ISoft has seen its payments under the National Programme for IT in the NHS drop more than 50% in a year.

The company is contracted by local service provider CSC to provide its electronic patient record, Lorenzo, to the North, Midlands and East of England.

In the first half of its financial year 2011, it received revenues from the programme of £13.2m (AUS $21m) in constant currency, in comparison to £27m (AUS $43m) in the same period of its financial year 2010; a drop of 52%.

The company today posted a net loss of £52.9m (AUS $84m) for the six months ending 31 December 2010. In the same period in 2010, it made a small profit of £3m (AUS $4.8m).

It also recorded a decline in overall revenues of 17% from £124.1m (AUS $197m) to £102.7 (AUS $163m), and said that the decline was mainly driven by NPfIT.

ISoft added that this was “largely expected”. However, it said that replacing the declining revenues from NPfIT remains a “key priority” for management.

The company has recently made several big wins that will show in its Q2 results. These include signing a big deal with seven trusts in the London and the South of England known collectively as the iSoft7 to continue supplying its iPM and iCM systems. 

However, the results show the reliance of the company on what it calls its “largest customer”, CSC.

In its announcement to the Australian Stock Exchange, iSoft said that the CSC contract contributed around 14.7% to the company’s total revenue in the six months to 31 December.

Two weeks ago, EHI reported that the Department of Health was considering terminating CSC’s local service provider contract after it failed to deliver the latest version of iSoft’s new electronic patient record system, Lorenzo, to a fourth and final key early adopter site in the NME.

The company says it is not part of the ongoing negotiations between the DH and CSC and it is not involved in decisions on timing of the implementation of Lorenzo.

It does say: “If CSC were to terminate the CSC contract for failure of the consolidated entity [iSoft] to meet material obligations under the CSC contract or if there were material disputes regarding obligations, including scope of delivery or payments, these could have an adverse effect on the consolidated entity’s operating and financial performance.”

It adds: “Apart from CSC, the largest customer of the consolidated entity, the consolidated entity does not have significant credit risk exposure to any single counterparty.”

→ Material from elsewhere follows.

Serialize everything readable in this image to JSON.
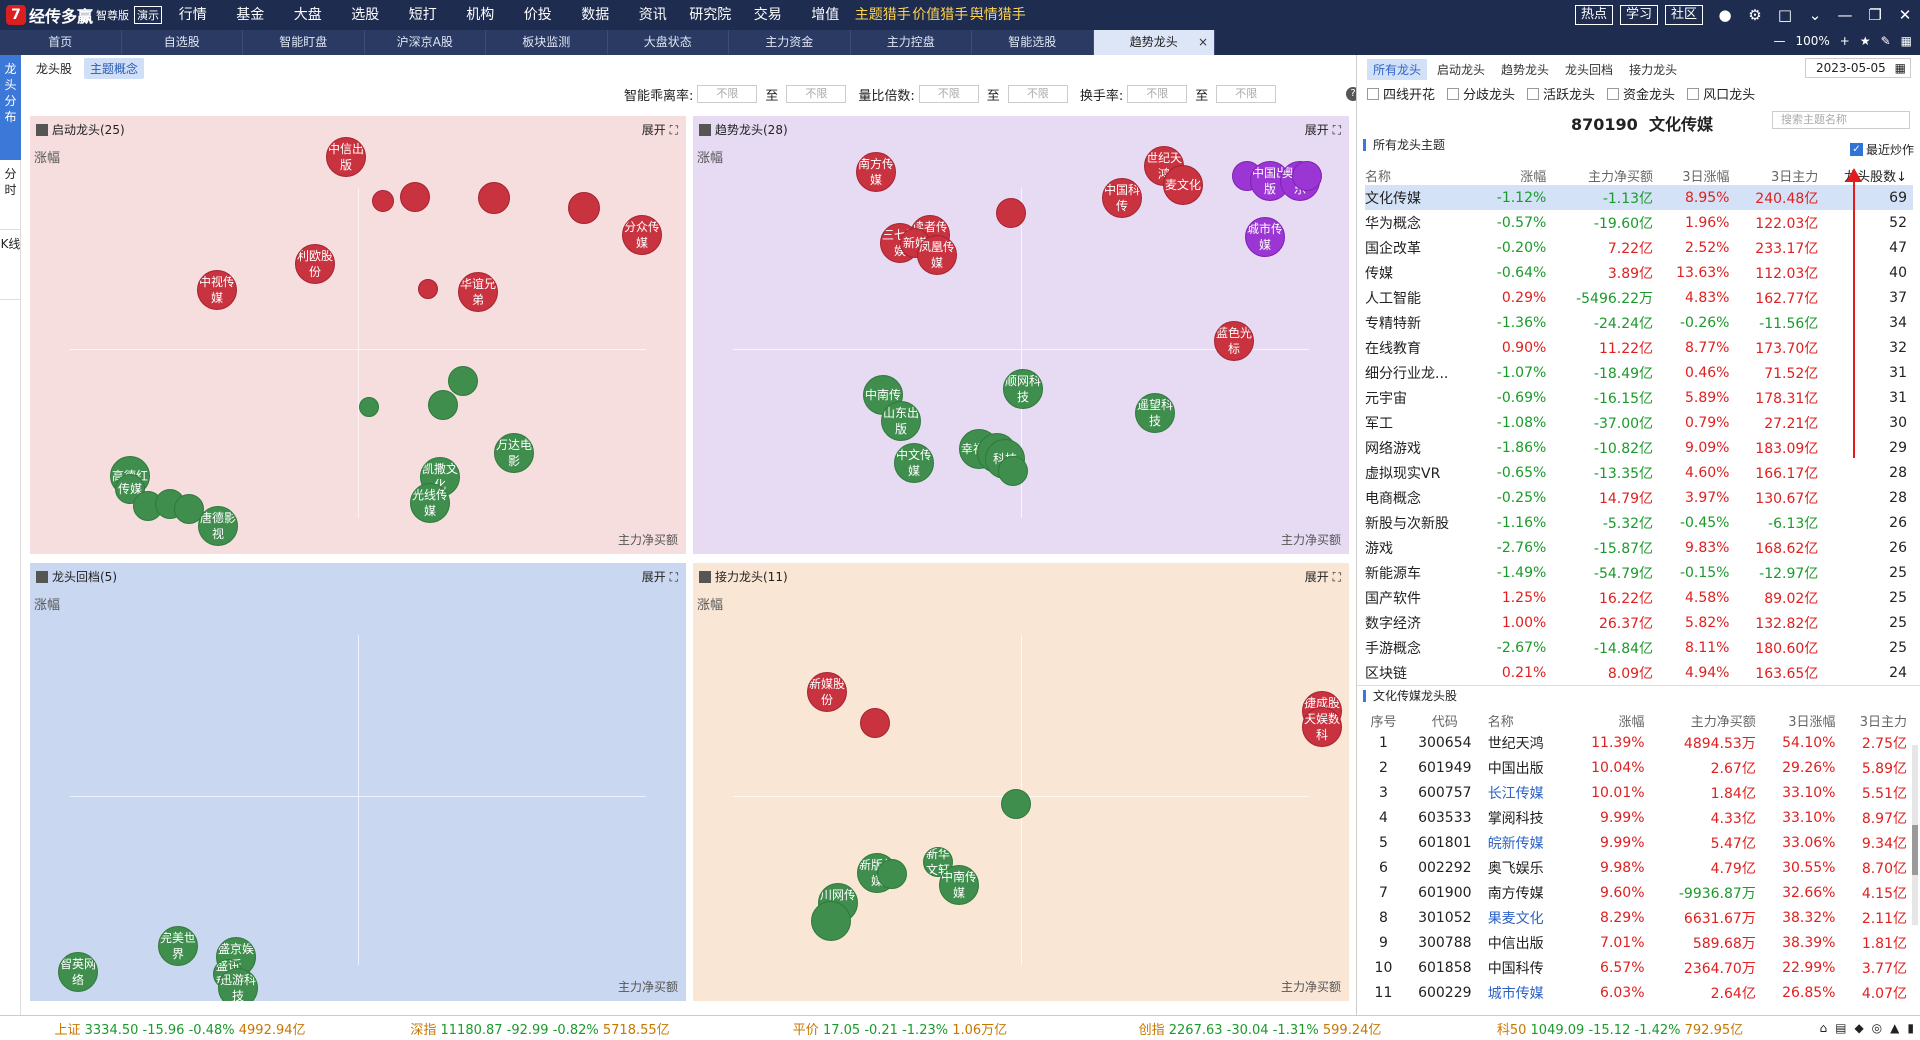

Chief executive of iSoft Andrea Fiumicelli said: “We continue to face a difficult operating environment although we have been able to grow market share by winning new business, including the important iSoft7 contract, and our revenue backlog is continuing to increase.

“In part this reflects a trend where the period between when a customer places an order and the time at which they approve the commencement of projects has lengthened, which delays our ability to begin recognising revenue.”

Aside from NPfIT, the company announced that it has cut operating expenses by almost £12.6m (AUS $20m), predominantly by reducing its full-time employee headcount by 28% and cutting discretionary spending.

It expects to be able to achieve its planned £18.9 (AUS $30m) cost reduction for FY2011.

In addition, the company is keen to focus attention on its earnings before interest, taxes, depreciation and amortisation (EBITA), which is sometimes used by analysts to strip out variables that can obscure how a company is performing, but which critics dislike for potentially overstating cash flow.

ISoft’s EBITA was £6.1m (AUS $9.8m) in the six months to 31 December 2010, compared with -£5.2m (-AUS $8.4m) the previous year before restructuring costs and exceptional items.

However, the company now expects to earn slightly less than its previous targets of £233.1m (AUS $370m) for FY201, due to “weaker than expected trading conditions.”